I’ll agree that the nozzle is probably a bit too close, but you may also have a warped, or at least, un-levelled bed if you aren’t getting consistent results from all five squares. Too close to the bed results in a rough texture as the nozzle ploughs through previously laid filament. Too far results in filament being extruded that doesn’t get sufficiently squished into the bed, doesn’t adhere well, and comes loose as the stringing you described. Strictly speaking, what we generally refer to as “stringing” is the result of a print head movement after the extrusion has stopped but which hasn’t retracted enough to sever the connection between the just-laid filament and the filament still in the nozzle. That connection gets drawn out as the head moves in a wispy-thin strand that gets thinner the farther it goes (because no no filament is being extruded). The thicker stringing you described is (likely) deliberately extruded filament that didn’t stick to anything, usually because it was too far away.
You will need to adjust the screws under the bed. The bed needs to be lowered (very slightly) in areas where the texture is rough because the nozzle was dragging through the filament.
The bed needs to be raised (slightly) in corners where the filament didn’t stick.
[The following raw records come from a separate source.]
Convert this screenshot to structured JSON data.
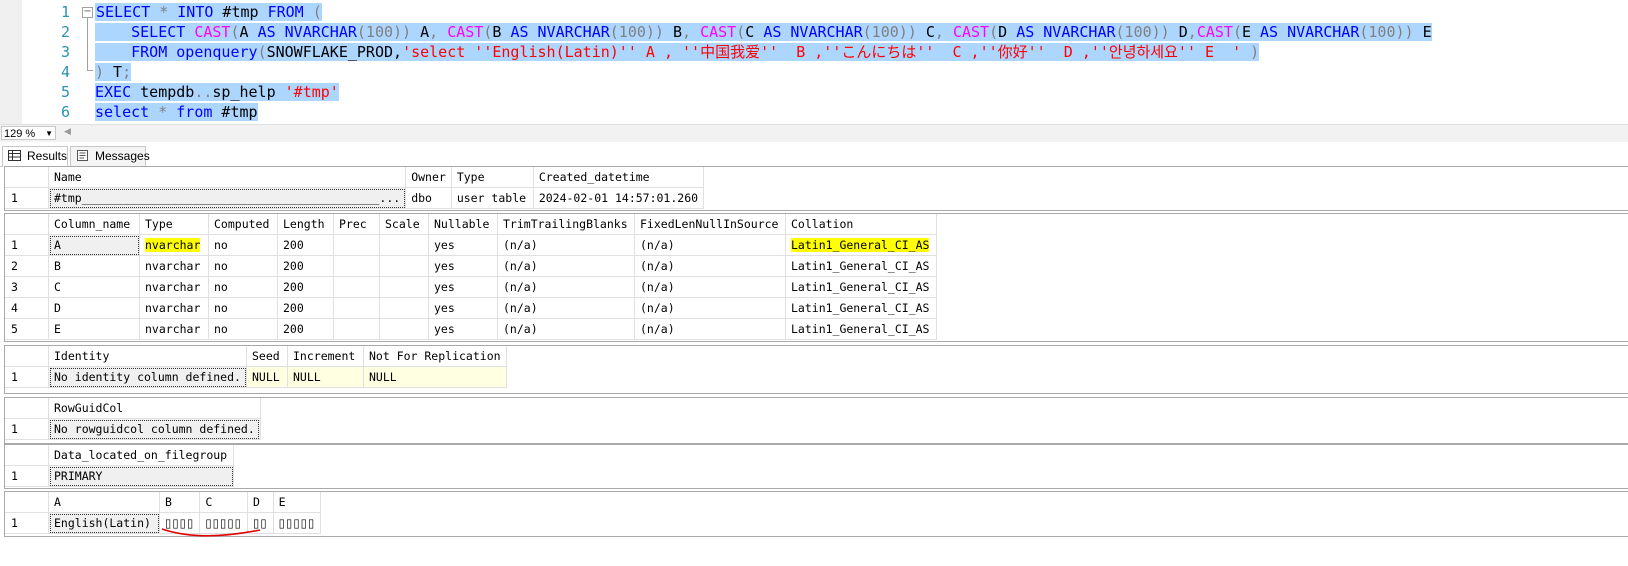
{
  "editor": {
    "line_numbers": [
      "1",
      "2",
      "3",
      "4",
      "5",
      "6"
    ],
    "line1": {
      "kw1": "SELECT",
      "op1": " * ",
      "kw2": "INTO",
      "t1": " #tmp ",
      "kw3": "FROM",
      "p1": " ("
    },
    "line2": {
      "indent": "    ",
      "kw1": "SELECT",
      "sp": " ",
      "fa": "CAST",
      "pa": "(",
      "ca": "A ",
      "asa": "AS",
      "ta": " NVARCHAR",
      "na": "(100))",
      "aa": " A",
      "cm1": ", ",
      "fb": "CAST",
      "pb": "(",
      "cb": "B ",
      "asb": "AS",
      "tb": " NVARCHAR",
      "nb": "(100))",
      "ab": " B",
      "cm2": ", ",
      "fc": "CAST",
      "pc": "(",
      "cc": "C ",
      "asc": "AS",
      "tc": " NVARCHAR",
      "nc": "(100))",
      "ac": " C",
      "cm3": ", ",
      "fd": "CAST",
      "pd": "(",
      "cd": "D ",
      "asd": "AS",
      "td": " NVARCHAR",
      "nd": "(100))",
      "ad": " D",
      "cm4": ",",
      "fe": "CAST",
      "pe": "(",
      "ce": "E ",
      "ase": "AS",
      "te": " NVARCHAR",
      "ne": "(100))",
      "ae": " E"
    },
    "line3": {
      "indent": "    ",
      "kw1": "FROM",
      "sp": " ",
      "fn": "openquery",
      "p1": "(",
      "tx": "SNOWFLAKE_PROD,",
      "str": "'select ''English(Latin)'' A , ''中国我爱''  B ,''こんにちは''  C ,''你好''  D ,''안녕하세요'' E  '",
      "p2": " )"
    },
    "line4": {
      "p1": ")",
      "tx": " T",
      "p2": ";"
    },
    "line5": {
      "kw1": "EXEC",
      "tx1": " tempdb",
      "dots": "..",
      "tx2": "sp_help ",
      "str": "'#tmp'"
    },
    "line6": {
      "kw1": "select",
      "op": " * ",
      "kw2": "from",
      "tx": " #tmp"
    }
  },
  "zoom": {
    "value": "129 %"
  },
  "tabs": {
    "results_label": "Results",
    "messages_label": "Messages"
  },
  "grid1": {
    "headers": [
      "Name",
      "Owner",
      "Type",
      "Created_datetime"
    ],
    "row": {
      "n": "1",
      "name": "#tmp___________________________________________...",
      "owner": "dbo",
      "type": "user table",
      "created": "2024-02-01 14:57:01.260"
    }
  },
  "grid2": {
    "headers": [
      "Column_name",
      "Type",
      "Computed",
      "Length",
      "Prec",
      "Scale",
      "Nullable",
      "TrimTrailingBlanks",
      "FixedLenNullInSource",
      "Collation"
    ],
    "rows": [
      [
        "1",
        "A",
        "nvarchar",
        "no",
        "200",
        "",
        "",
        "yes",
        "(n/a)",
        "(n/a)",
        "Latin1_General_CI_AS"
      ],
      [
        "2",
        "B",
        "nvarchar",
        "no",
        "200",
        "",
        "",
        "yes",
        "(n/a)",
        "(n/a)",
        "Latin1_General_CI_AS"
      ],
      [
        "3",
        "C",
        "nvarchar",
        "no",
        "200",
        "",
        "",
        "yes",
        "(n/a)",
        "(n/a)",
        "Latin1_General_CI_AS"
      ],
      [
        "4",
        "D",
        "nvarchar",
        "no",
        "200",
        "",
        "",
        "yes",
        "(n/a)",
        "(n/a)",
        "Latin1_General_CI_AS"
      ],
      [
        "5",
        "E",
        "nvarchar",
        "no",
        "200",
        "",
        "",
        "yes",
        "(n/a)",
        "(n/a)",
        "Latin1_General_CI_AS"
      ]
    ]
  },
  "grid3": {
    "headers": [
      "Identity",
      "Seed",
      "Increment",
      "Not For Replication"
    ],
    "row": [
      "1",
      "No identity column defined.",
      "NULL",
      "NULL",
      "NULL"
    ]
  },
  "grid4": {
    "header": "RowGuidCol",
    "row": [
      "1",
      "No rowguidcol column defined."
    ]
  },
  "grid5": {
    "header": "Data_located_on_filegroup",
    "row": [
      "1",
      "PRIMARY"
    ]
  },
  "grid6": {
    "headers": [
      "A",
      "B",
      "C",
      "D",
      "E"
    ],
    "row": [
      "1",
      "English(Latin)",
      "▯▯▯▯",
      "▯▯▯▯▯",
      "▯▯",
      "▯▯▯▯▯"
    ]
  },
  "colors": {
    "selection": "#add6ff",
    "highlight": "#ffff00",
    "keyword": "#0000ff",
    "function": "#ff00ff",
    "string": "#ff0000",
    "annotation": "#e00000"
  },
  "icons": [
    "collapse-icon",
    "results-grid-icon",
    "messages-icon",
    "dropdown-arrow-icon"
  ]
}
Of course, the unspoken assumption being made by all is that the bed is clean and made from a material that filament actually sticks to. On my Carbon Fibre bed, for example, direct adhesion is very poor for PLA, so I use a thin coating of Elmer’s glue stick. Mind you, if you needed that, nothing would be sticking anywhere.
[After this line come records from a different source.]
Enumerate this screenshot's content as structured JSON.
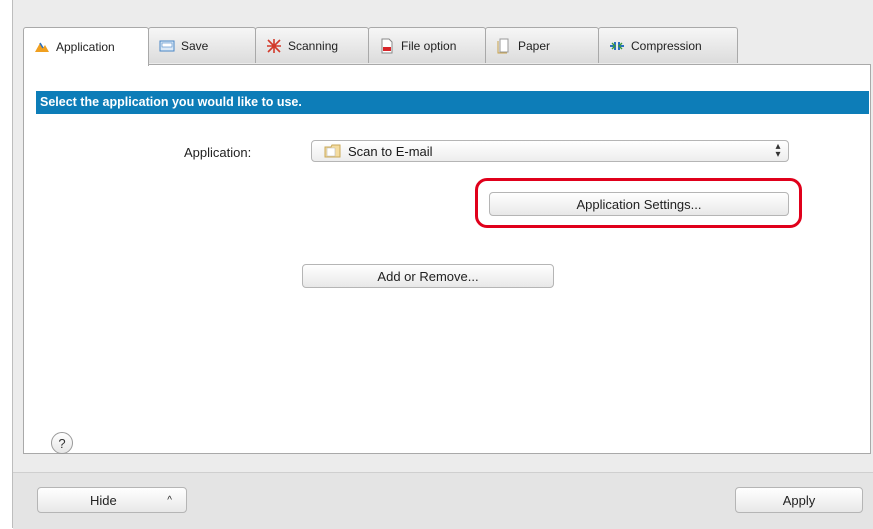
{
  "tabs": [
    {
      "label": "Application",
      "icon": "application-icon",
      "active": true
    },
    {
      "label": "Save",
      "icon": "save-icon",
      "active": false
    },
    {
      "label": "Scanning",
      "icon": "scanning-icon",
      "active": false
    },
    {
      "label": "File option",
      "icon": "file-option-icon",
      "active": false
    },
    {
      "label": "Paper",
      "icon": "paper-icon",
      "active": false
    },
    {
      "label": "Compression",
      "icon": "compression-icon",
      "active": false
    }
  ],
  "banner": {
    "text": "Select the application you would like to use."
  },
  "application": {
    "label": "Application:",
    "selected": "Scan to E-mail"
  },
  "buttons": {
    "app_settings": "Application Settings...",
    "add_remove": "Add or Remove...",
    "help": "?",
    "hide": "Hide",
    "hide_caret": "^",
    "apply": "Apply"
  },
  "colors": {
    "banner_bg": "#0d7db8",
    "highlight": "#e0001b"
  }
}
The other insidious problem may be that your bed is not flat. My Ender 5 Pro has a bulge in the middle of the bed, therefor if I used a softer material as a bed, like the Creality Magnetic mat, I would never be able to get more than the center and two corners to the right height (or the four corners while the nozzle digs into the center). That’s why I bought a carbon fibre bed surface - it’s dead flat.